Максим, с едва заметной улыбкой наблюдавший за манипуляциями Сергея Мироновича, не спешил его останавливать. Лично Белов не сомневался, что Николаев был убийцей-одиночкой, но обосновать свое мнение и доказать, что Кирову больше ничего не угрожает, он не мог. Да и не хотел, в общем-то. Уверенность уверенностью, но здоровая бдительность никогда не бывает лишней.
Максим все ждал, когда же Киров начнет расспрашивать его о будущем, но тот отчего-то не спешил этого делать. Похоже, что у Сергея Мироновича было столько вопросов, что он просто не знал, с которого из них начать. Сам же Максим не навязывался с рассказами о будущем, вместо этого он устроился за столиком в библиотеке и продолжил читать «Как закалялась сталь», давая Кирову возможность сперва «переварить» информацию, которую тот уже получил.
От ненавистного Островского Белова спасло только приглашение в столовую на ужин. Максим убрал планшет в рюкзак и отправился в столовую, где его уже ждал Сергей Миронович. На ужин в доме Кирова сегодня были настоящие, ручной лепки пельмени и пироги с капустой, еда, казалось бы, скромная, но только не по меркам Ленинграда тридцать четвертого года.
Человеку двадцать первого века подобный ужин мог показаться бы скромным, а учитывая, кем был Киров - то и вовсе аскетичным, но Максим прекрасно знал, что в СССР существует проблема с продуктами питания, а решение об отмене продовольственных карточек и вовсе было принято только несколько дней назад. Так что, по меркам тридцать четвертого года ужин, поданный сегодня Кирову никак нельзя было назвать бедным.
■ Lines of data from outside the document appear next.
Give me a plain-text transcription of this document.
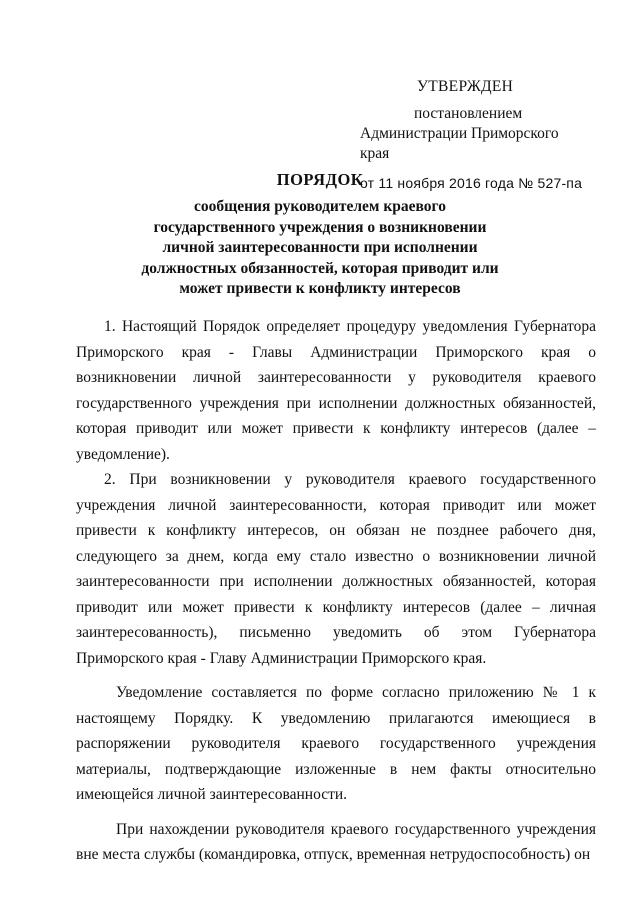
УТВЕРЖДЕН
постановлением
Администрации Приморского края
от 11 ноября 2016 года № 527-па
ПОРЯДОК
сообщения руководителем краевого
государственного учреждения о возникновении
личной заинтересованности при исполнении
должностных обязанностей, которая приводит или
может привести к конфликту интересов

1. Настоящий Порядок определяет процедуру уведомления Губернатора Приморского края - Главы Администрации Приморского края о возникновении личной заинтересованности у руководителя краевого государственного учреждения при исполнении должностных обязанностей, которая приводит или может привести к конфликту интересов (далее – уведомление).

2. При возникновении у руководителя краевого государственного учреждения личной заинтересованности, которая приводит или может привести к конфликту интересов, он обязан не позднее рабочего дня, следующего за днем, когда ему стало известно о возникновении личной заинтересованности при исполнении должностных обязанностей, которая приводит или может привести к конфликту интересов (далее – личная заинтересованность), письменно уведомить об этом Губернатора Приморского края - Главу Администрации Приморского края.

Уведомление составляется по форме согласно приложению № 1 к настоящему Порядку. К уведомлению прилагаются имеющиеся в распоряжении руководителя краевого государственного учреждения материалы, подтверждающие изложенные в нем факты относительно имеющейся личной заинтересованности.

При нахождении руководителя краевого государственного учреждения вне места службы (командировка, отпуск, временная нетрудоспособность) он
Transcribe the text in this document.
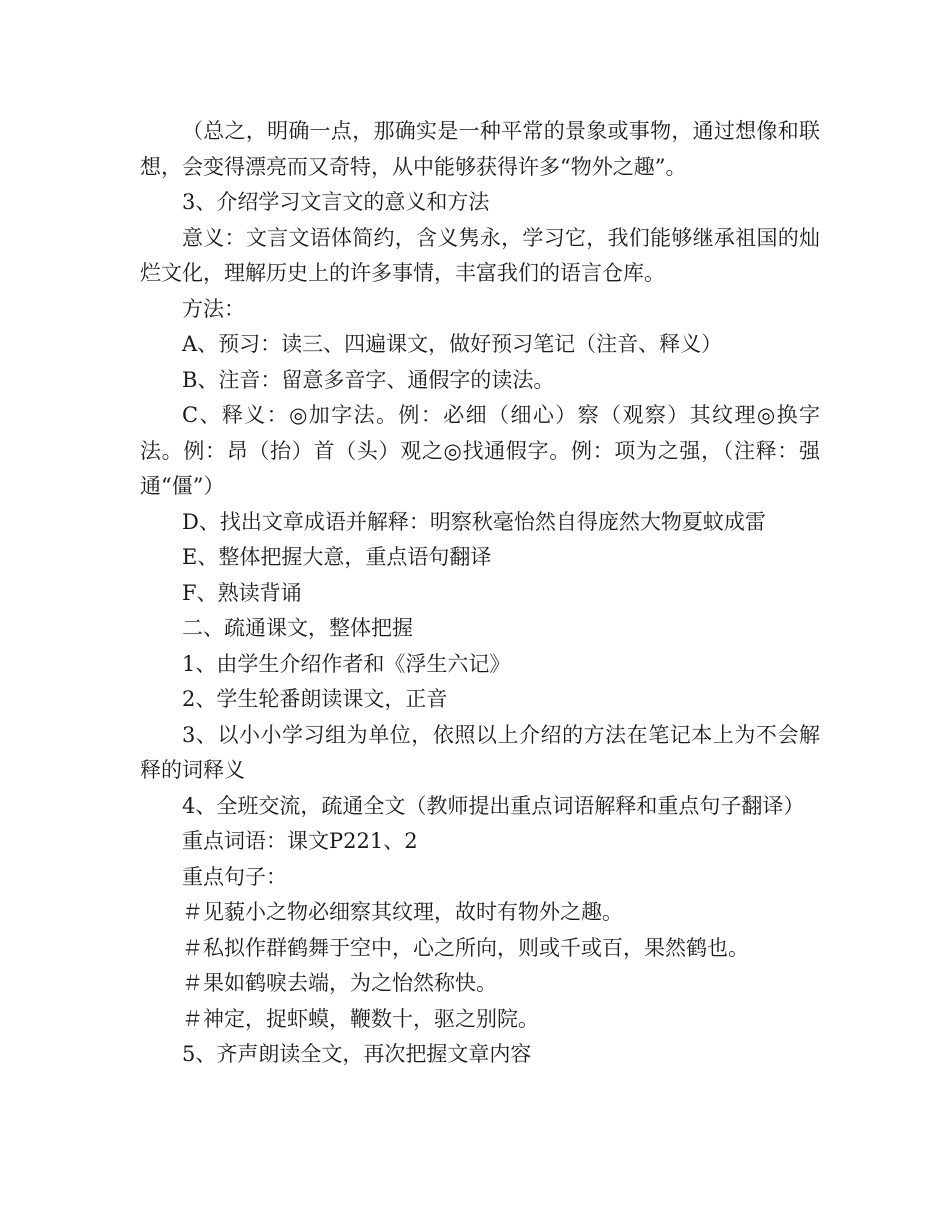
（总之，明确一点，那确实是一种平常的景象或事物，通过想像和联想，会变得漂亮而又奇特，从中能够获得许多“物外之趣”。

3、介绍学习文言文的意义和方法

意义：文言文语体简约，含义隽永，学习它，我们能够继承祖国的灿烂文化，理解历史上的许多事情，丰富我们的语言仓库。

方法：

A、预习：读三、四遍课文，做好预习笔记（注音、释义）

B、注音：留意多音字、通假字的读法。

C、释义：◎加字法。例：必细（细心）察（观察）其纹理◎换字法。例：昂（抬）首（头）观之◎找通假字。例：项为之强，（注释：强通“僵”）

D、找出文章成语并解释：明察秋毫怡然自得庞然大物夏蚊成雷

E、整体把握大意，重点语句翻译

F、熟读背诵

二、疏通课文，整体把握

1、由学生介绍作者和《浮生六记》

2、学生轮番朗读课文，正音

3、以小小学习组为单位，依照以上介绍的方法在笔记本上为不会解释的词释义

4、全班交流，疏通全文（教师提出重点词语解释和重点句子翻译）

重点词语：课文P221、2

重点句子：

＃见藐小之物必细察其纹理，故时有物外之趣。

＃私拟作群鹤舞于空中，心之所向，则或千或百，果然鹤也。

＃果如鹤唳去端，为之怡然称快。

＃神定，捉虾蟆，鞭数十，驱之别院。

5、齐声朗读全文，再次把握文章内容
Максим и не думал этого делать. Он с удовольствием уплетал домашние пельмени, отмечая для себя, что мясо в них по своему вкусу выгодно отличается от привычного ему мяса двадцать первого века. Максим вряд ли смог подробно объяснить отличия, но вкус «местной» еды казался ему более насыщенным и… более настоящим, что ли.
К концу ужина, когда домработница убрала пустые тарелки из-под пельменей, и подала самовар, Киров, похоже, дозрел-таки до продолжения разговора.
- Скажите, товарищ Белов… - начал Сергей Миронович.
- Товарищ Киров, обращайтесь ко мне лучше по имени, так как-то привычнее, - предложил Максим.
- Хорошо, Максим, - кивнул Киров. - Я так и не спросил вас о покушении. Этот Николаев, который собирался в меня стрелять - он, вообще, кто?
- Николаев Леонид Васильевич, тысяча девятьсот четвертого года рождения, с двадцать третьего года - член ВКП(б), - после недолгого молчания выдал справку Максим. - Женат на Мильде Драуле, имеет двоих детей…
- Муж Мильды? - удивился Киров. Его рука, снимавшая в это время с самовара заварочный чайник, на мгновение замерла.
- В мое время ходила версия, что у вас был роман с Драуле, а Николаев покушался на вас из ревности, но каких-либо подтверждений этому нет, - заметил Максим, от которого не укрылась мимолетная заминка Кирова. - Неизвестно даже, было у вас что-то с этой Мильдой, и, если было - знал ли об этом Николаев.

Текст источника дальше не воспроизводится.